I’m writing my newsletter this week from Tallahassee, FL, where I am on vacation for a few days. Today’s post is about the stress of getting away. The days leading up to vacation involve catching up on work and making sure I have coverage. The day of travel itself can be especially stressful, at least until I arrive.
I got up at 2:45 am yesterday to get to the airport by 5:30 for a 7:00 am flight out of Philadelphia. Somewhere along the trip, I realized that I had taken my prayer beads out of my suitcase to meditate at 3 am. I failed to repack them. I left them right on the meditation cushion where they belong.
When I had some writing time later in the day, after my big “ah” of relief that I had arrived, my thoughts turned to sleep deprivation. Today, I counted as I meditated. It was okay. The rhythm and melody of the mantra still led to a calm, altered mood.
“Altered states” is a term usually used in the context of spiritual quests or psychotropic medication, but sleep is an altered state we all enter regularly. We enter sleep by allowing ourselves to fall into a restorative state. It’s not a state we enter by pushing or insisting, as everyone who’s had a sleepless night knows.
Sleep and Creativity
Entering the creative flow state is analogous to sleep in some ways. As with sleep, writing happens when we give it the best circumstances and environment. Instead of a comfortable bed in a quiet, dark room, the circumstances and environment for creativity mean sitting in a comfortable, quiet place with a notebook and pen or a laptop in front of me.
Both practices work better if practiced regularly.
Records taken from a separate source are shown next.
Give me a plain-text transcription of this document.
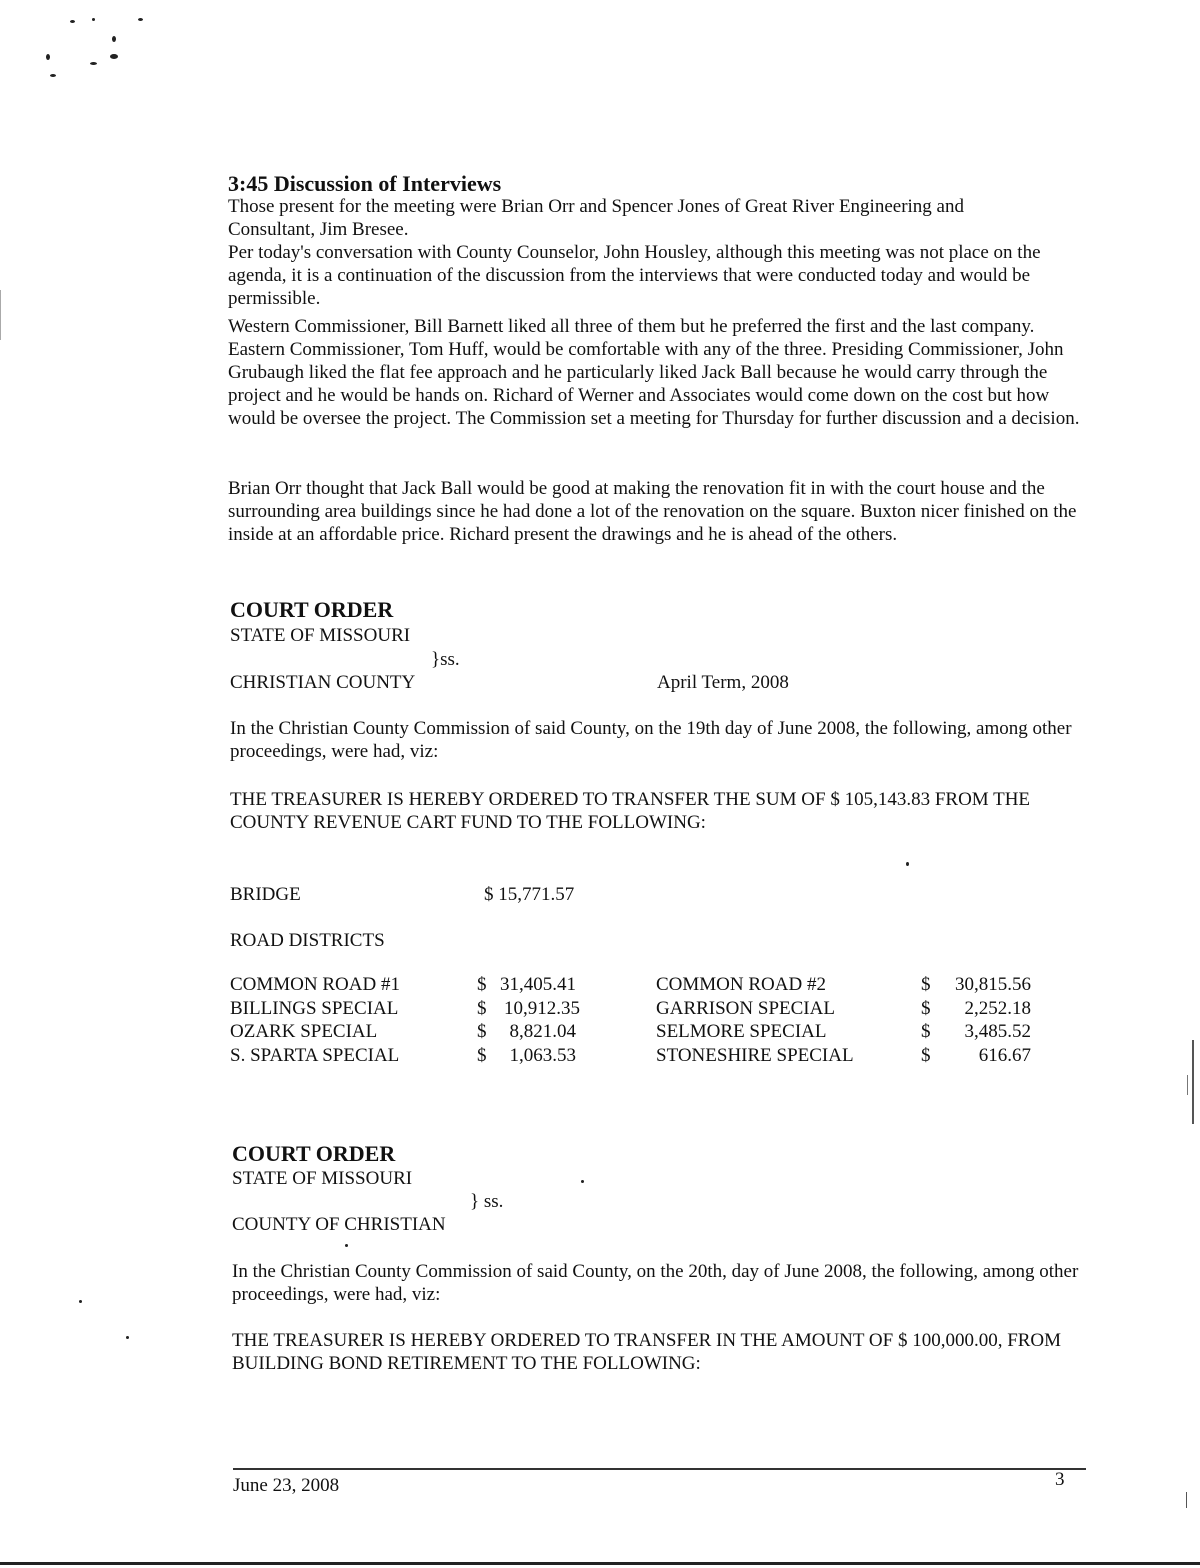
3:45 Discussion of Interviews
Those present for the meeting were Brian Orr and Spencer Jones of Great River Engineering and Consultant, Jim Bresee.
Per today's conversation with County Counselor, John Housley, although this meeting was not place on the agenda, it is a continuation of the discussion from the interviews that were conducted today and would be permissible.
Western Commissioner, Bill Barnett liked all three of them but he preferred the first and the last company. Eastern Commissioner, Tom Huff, would be comfortable with any of the three. Presiding Commissioner, John Grubaugh liked the flat fee approach and he particularly liked Jack Ball because he would carry through the project and he would be hands on. Richard of Werner and Associates would come down on the cost but how would be oversee the project. The Commission set a meeting for Thursday for further discussion and a decision.
Brian Orr thought that Jack Ball would be good at making the renovation fit in with the court house and the surrounding area buildings since he had done a lot of the renovation on the square. Buxton nicer finished on the inside at an affordable price. Richard present the drawings and he is ahead of the others.
COURT ORDER
STATE OF MISSOURI
}ss.
CHRISTIAN COUNTY	April Term, 2008
In the Christian County Commission of said County, on the 19th day of June 2008, the following, among other proceedings, were had, viz:
THE TREASURER IS HEREBY ORDERED TO TRANSFER THE SUM OF $ 105,143.83 FROM THE COUNTY REVENUE CART FUND TO THE FOLLOWING:
BRIDGE	$ 15,771.57
ROAD DISTRICTS
COMMON ROAD #1	$ 31,405.41	COMMON ROAD #2	$	30,815.56
BILLINGS SPECIAL	$ 10,912.35	GARRISON SPECIAL	$	2,252.18
OZARK SPECIAL	$	8,821.04	SELMORE SPECIAL	$	3,485.52
S. SPARTA SPECIAL	$	1,063.53	STONESHIRE SPECIAL	$	616.67
COURT ORDER
STATE OF MISSOURI
} ss.
COUNTY OF CHRISTIAN
In the Christian County Commission of said County, on the 20th, day of June 2008, the following, among other proceedings, were had, viz:
THE TREASURER IS HEREBY ORDERED TO TRANSFER IN THE AMOUNT OF $ 100,000.00, FROM BUILDING BOND RETIREMENT TO THE FOLLOWING:
June 23, 2008	3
The difference between them is that sleep demands a certain minimum amount. Sleep deprivation can cause someone to fall asleep unexpectedly or to hallucinate if deprived of REM sleep. The creative flow never insists in this way.
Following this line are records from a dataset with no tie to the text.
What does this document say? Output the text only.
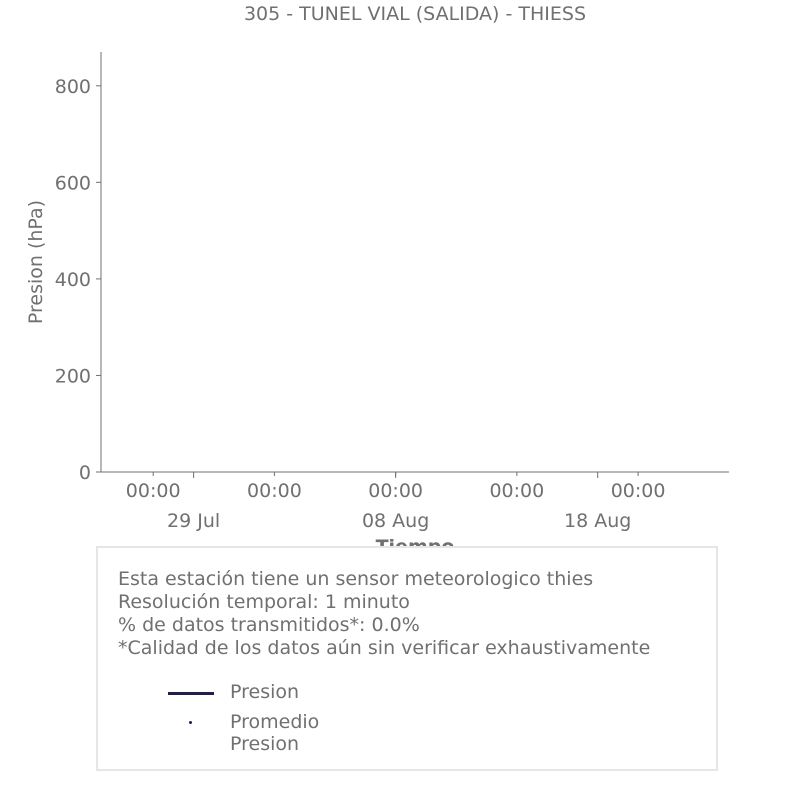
305 - TUNEL VIAL (SALIDA) - THIESS
0
200
400
600
800
00:00	00:00	00:00	00:00	00:00
29 Jul	08 Aug	18 Aug
Presion (hPa)
Esta estación tiene un sensor meteorologico thies
Resolución temporal: 1 minuto
% de datos transmitidos*: 0.0%
*Calidad de los datos aún sin verificar exhaustivamente
Presion
Promedio Presion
If one is blessed (or cursed) with a constitution that needs to be in the creative flow state on a regular basis, deprivation is not as dramatic or detrimental as sleep deprivation, but it still takes a toll on well-being. The signs and symptoms of creative-flow deprivation are more subtle. I get grumpy.
The Remedy
I know something is wrong, but I can’t quite put my finger on it. The remedy is to enter creative flow, which requires that I enter a state of allowing for the muse to come. I sit. I say, “Okay, I’m ready.” I write.
I write drivel and terrible things, but I prove to the muse that I am serious. I am willing to write badly for as long as it takes for a good idea to happen. Finally, the muse relents, and I really begin.